In a previous blog entry (entitled “New Experiences, New Perspectives - Improving Therapy Outcomes”), I discussed the clinical utility of having Service Members who have deployed work to integrate their deployment-related experiences into the self, versus suppressing and/or avoiding them. My discussion focused more or less on what might be accomplished in the individual psychotherapy situation. In this entry, I will briefly argue for its use in group psychotherapy, as I have seen improvements (i.e., a decrease in symptom presentation) in individuals’ general mood and dispositions related to their deployment experiences.
To begin, it seems that we have a predisposition to share our experiences with others (whether negative or positive). When introducing this concept in group, I generally use an analogy to make my point. First, I have them consider an automobile barreling through a red light causing them to swerve wildly to avoid a collision. Then I ask, “Do you think you’d tell anyone about that?”' Generally, it would it go something like this, “You wouldn’t believe what happened to me today!” I explain that in the process of “telling your story,” you are in fact processing that incident/situation on a conscious and subconscious level. This “processing” allows for a number of emotional and psychologically healthy conscious and subconscious processes to occur. Some are related to safety and security; others provide validation and support; while others might offer a sense of hope and mastery in an otherwise frightening environment. This process of sharing happens with are types of human experiences to include positive as well as negative ones.
Unfortunately, for Service Members who have deployed, the availability of an appropriate audience (individual or individuals) to share (or process) their deployment-related experiences seems to be unavailability in the non-deployed environment. That is to say, so few individuals have a “deployed” paradigm that the individual who has deployed is unlikely to find validation and support in the everyday non-deployed environment. Consequently, he or she is less likely to appropriately process their months (if not years) of deployment-related experiences. This lack of processing and validation results in deployment-related experiences being ignored or otherwise suppressed. This suppression results in emotional/psychological dysregulation because the experiences have not been processed and subsequently integrated into the self. Treatments for everything from pain to PTSD are likely to be less effective because an important part of the human experience is being neglected.

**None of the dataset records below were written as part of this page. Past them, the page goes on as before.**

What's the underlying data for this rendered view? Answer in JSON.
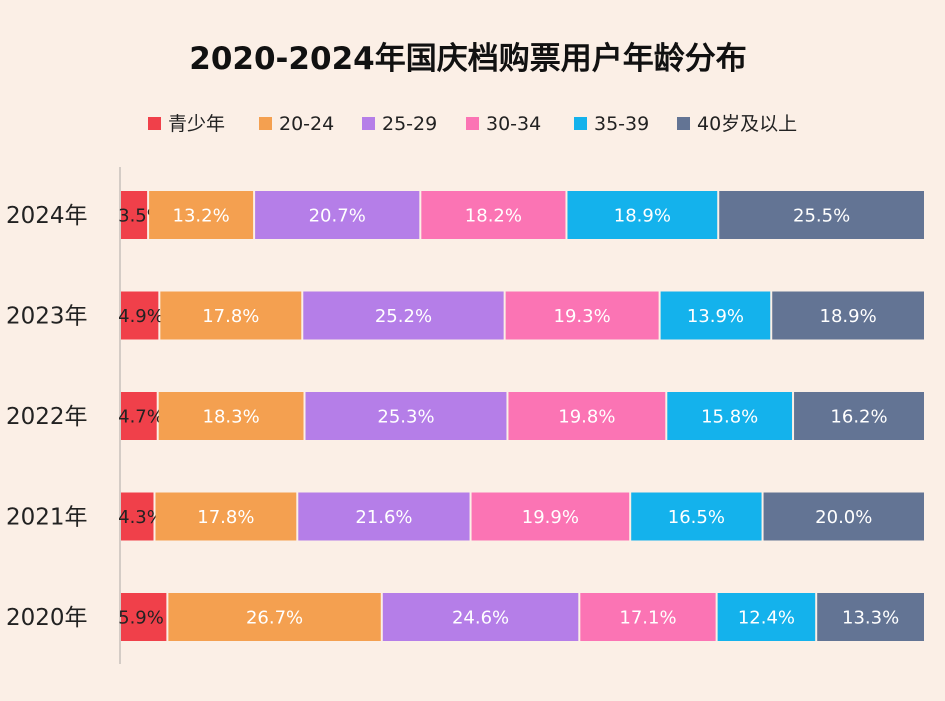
{
  "chart_data": {
    "type": "bar",
    "orientation": "horizontal",
    "stacked": true,
    "percent_stacked": true,
    "title": "2020-2024年国庆档购票用户年龄分布",
    "categories": [
      "2024年",
      "2023年",
      "2022年",
      "2021年",
      "2020年"
    ],
    "series": [
      {
        "name": "青少年",
        "color": "#f0404a",
        "values": [
          3.5,
          4.9,
          4.7,
          4.3,
          5.9
        ]
      },
      {
        "name": "20-24",
        "color": "#f4a050",
        "values": [
          13.2,
          17.8,
          18.3,
          17.8,
          26.7
        ]
      },
      {
        "name": "25-29",
        "color": "#b57ee8",
        "values": [
          20.7,
          25.2,
          25.3,
          21.6,
          24.6
        ]
      },
      {
        "name": "30-34",
        "color": "#fb74b4",
        "values": [
          18.2,
          19.3,
          19.8,
          19.9,
          17.1
        ]
      },
      {
        "name": "35-39",
        "color": "#14b2ec",
        "values": [
          18.9,
          13.9,
          15.8,
          16.5,
          12.4
        ]
      },
      {
        "name": "40岁及以上",
        "color": "#637494",
        "values": [
          25.5,
          18.9,
          16.2,
          20.0,
          13.3
        ]
      }
    ],
    "data_labels": [
      [
        "3.5%",
        "13.2%",
        "20.7%",
        "18.2%",
        "18.9%",
        "25.5%"
      ],
      [
        "4.9%",
        "17.8%",
        "25.2%",
        "19.3%",
        "13.9%",
        "18.9%"
      ],
      [
        "4.7%",
        "18.3%",
        "25.3%",
        "19.8%",
        "15.8%",
        "16.2%"
      ],
      [
        "4.3%",
        "17.8%",
        "21.6%",
        "19.9%",
        "16.5%",
        "20.0%"
      ],
      [
        "5.9%",
        "26.7%",
        "24.6%",
        "17.1%",
        "12.4%",
        "13.3%"
      ]
    ],
    "legend_position": "top",
    "grid": false,
    "xlim": [
      0,
      100
    ]
  }
}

A “post-deployment group” consisting of individuals who have deployed, is an ideal setting that can provide the needed guidance and opportunity for deployed individuals to process (i.e., integrate) their deployment-related experiences. Here, they can have the opportunity to say, “You wouldn’t believe what happened to me.” and from there, move on to process and integrate their experiences and subsequently move forward rather than being “stuck” emotionally/psychologically in their deployment(s).
I run this group in a very simplistic fashion with the understanding that processing is integration and that integration is a necessary human process. Consequently, my primary goal is to have group members discussing their experiences on a physical, emotional, and psychological level. As facilitator, my objective is to keep them on topic –“How is the thought you’re sharing now related to pre-deployment, during deployment, and/or post-deployment experiences?” As well as to challenge them to share intimate emotional/psychological details of their experiences with each other - “Yes, I was afraid.” This consequently creates the integration needed in an environment of validation and support (i.e., an environment in which each individual can empathize with the other).
In terms of antidotal observations, it is best to have a separate group for men and women. I have discovered that there are differences in the deployed experience by gender and that in a mixed group setting, women are less likely to share intimate details of their experiences and ultimately shutdown and stop attending. I have also determined that when resources or available and the number of group participants is high, it is best to separate junior enlisted service members (E6 and below) from Senior enlisted (e.g., E7 and above and Officers) given that a primary emotional/ psychology component (and group complaint/emotional disturbance) for junior enlisted is the leadership experience.
A final observation is that providing the opportunity to share “what happened” in the physical world as well as an internal state, seems to make a significant difference for some individuals and they consistently report how helpful the group has been for them. I would encourage all providers working with Service Members and/or Veterans of recent wars to establish post-deployment group(s) to augment their deployed patients’ individual treatment protocols.
Dr. Anthony McCormick is a Deployment Behavioral Health Psychologist at Dwight D. Eisenhower Army Medical Center at Fort Gordon, Georgia. In this capacity, he provides behavioral health treatments interventions aimed at resolving the clinical issues and mental health concerns of Service Members. Additionally, he serves as a faculty member, instructor, and long-term supervisor of the Medical Center’s Clinical Psychology Internship Program.